Na comissão parlamentar de Ambiente e Energia, o diretor-geral da Direção-Geral de Energia e Geologia (DEGEG), Paulo Carmona, começou por explicar que a entidade "acaba por ser o braço do Estado para a execução da política energética", enquadrando os planos de desenvolvimento e investimento nas redes de eletricidade e gás da REN - o PDIRT-E e PDIRG - nas orientações do Governo e nos objetivos do Plano Nacional Energia e Clima (PNEC).
Segundo o responsável, os pareceres da DGEG e da Entidade Reguladora dos Serviços Energéticos (ERSE) foram globalmente convergentes e positivos, distinguindo entre projetos base, ligados à segurança e operacionalidade das redes, e projetos complementares, associados à expansão da rede e às opções de política energética.
Ainda assim, Paulo Carmona sublinhou a incerteza que rodeia a evolução do setor e disse que a DGEG repetiu "várias vezes aquela palavra de prudência", defendendo "uma maior prudência na abordagem das situações", acrescentando que a REN incorporou os pareceres da DGEG e da ERSE na proposta final.
"Obviamente que nós apreciamos o entusiasmo do operador em construir, construir, construir.
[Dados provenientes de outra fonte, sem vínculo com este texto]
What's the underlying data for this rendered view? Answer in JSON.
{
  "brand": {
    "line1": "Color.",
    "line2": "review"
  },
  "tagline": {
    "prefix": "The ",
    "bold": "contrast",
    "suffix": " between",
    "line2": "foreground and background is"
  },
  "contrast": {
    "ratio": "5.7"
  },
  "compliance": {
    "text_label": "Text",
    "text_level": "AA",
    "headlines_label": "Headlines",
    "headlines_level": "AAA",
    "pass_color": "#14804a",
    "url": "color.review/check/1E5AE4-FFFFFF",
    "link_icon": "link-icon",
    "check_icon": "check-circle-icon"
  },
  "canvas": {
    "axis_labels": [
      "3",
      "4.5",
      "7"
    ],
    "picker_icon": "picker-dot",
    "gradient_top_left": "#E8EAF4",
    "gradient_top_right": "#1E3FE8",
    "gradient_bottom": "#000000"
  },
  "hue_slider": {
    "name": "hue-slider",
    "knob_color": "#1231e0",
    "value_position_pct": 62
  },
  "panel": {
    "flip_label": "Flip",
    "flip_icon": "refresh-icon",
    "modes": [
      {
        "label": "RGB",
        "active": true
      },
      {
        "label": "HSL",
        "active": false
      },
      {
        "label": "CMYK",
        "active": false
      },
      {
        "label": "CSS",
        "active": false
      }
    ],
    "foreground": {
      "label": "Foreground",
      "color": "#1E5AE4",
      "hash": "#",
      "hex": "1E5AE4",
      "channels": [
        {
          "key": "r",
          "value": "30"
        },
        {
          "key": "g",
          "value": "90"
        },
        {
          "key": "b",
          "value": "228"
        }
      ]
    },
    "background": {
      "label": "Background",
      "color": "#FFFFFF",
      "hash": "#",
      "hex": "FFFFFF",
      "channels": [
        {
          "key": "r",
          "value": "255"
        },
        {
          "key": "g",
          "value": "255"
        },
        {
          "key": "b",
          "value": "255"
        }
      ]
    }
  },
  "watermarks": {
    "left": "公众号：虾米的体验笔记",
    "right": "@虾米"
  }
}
Mas, neste caso, era preciso adequar e, sobretudo, irmos fazendo isto todos os dias, todos os anos, gerindo aquilo que são as reais necessidades das famílias e das empresas e que a eletricidade chegue a todos em condições de segurança e sustentabilidade", disse.
O diretor-geral apontou, em particular, para a dificuldade em antecipar a evolução da procura elétrica, numa altura em que os centros de dados, a inteligência artificial, a mobilidade elétrica e o uso crescente de ar condicionado podem pressionar o sistema.
"Hoje em dia temos pedidos de ligação à rede para `data centers` e também para os eletrolisadores de hidrogénio que praticamente triplicam o consumo [de energia] português", afirmou.
Na audição, Paulo Carmona defendeu que o reforço da rede e da armazenagem são hoje os dois vetores centrais da política energética, argumentando que a maior incorporação de renováveis exige maior capacidade de equilíbrio entre produção e consumo. "A armazenagem é a chave do sistema", disse.
O responsável sustentou também que Portugal estava mais avançado do que Espanha em matérias ligadas ao controlo de inércia - mecanismo que funciona como `amortecedor` a perturbações - associado aos eletroprodutores, lembrando que esse trabalho já vinha a ser desenvolvido desde 2018 e ganhou relevância acrescida após o apagão ibérico de 2025.
No setor do gás, apontou o biometano como uma via relevante para a descarbonização, defendendo a ligação da rede às zonas de produção e associando essa aposta ao aproveitamento de resíduos urbanos, industriais e agrícolas.
Sobre a possibilidade de enterrar linhas elétricas, advertiu que "não há uma solução mágica para tudo" e assinalou que o reforço da segurança da rede implica custos acrescidos. "A segurança tem um preço", afirmou.
Como exemplo, apontou o caso de França, mais exposta a tempestades atlânticas, onde após uma grande tempestade no final da década de 1990 foram enterradas várias linhas. Segundo Paulo Carmona, essas infraestruturas sofreram menos em episódios posteriores, mas foram também mais difíceis de reparar, defendendo por isso uma avaliação caso a caso entre robustez, rapidez de reposição e custo para os consumidores.
Paulo Carmona defendeu, assim, um equilíbrio entre ambição e contenção no investimento, argumentando que os planos devem ser ajustados às necessidades reais do sistema e dos consumidores. "Temos um Ferrari, mas se calhar com um Skoda anda-se muito bem", afirmou.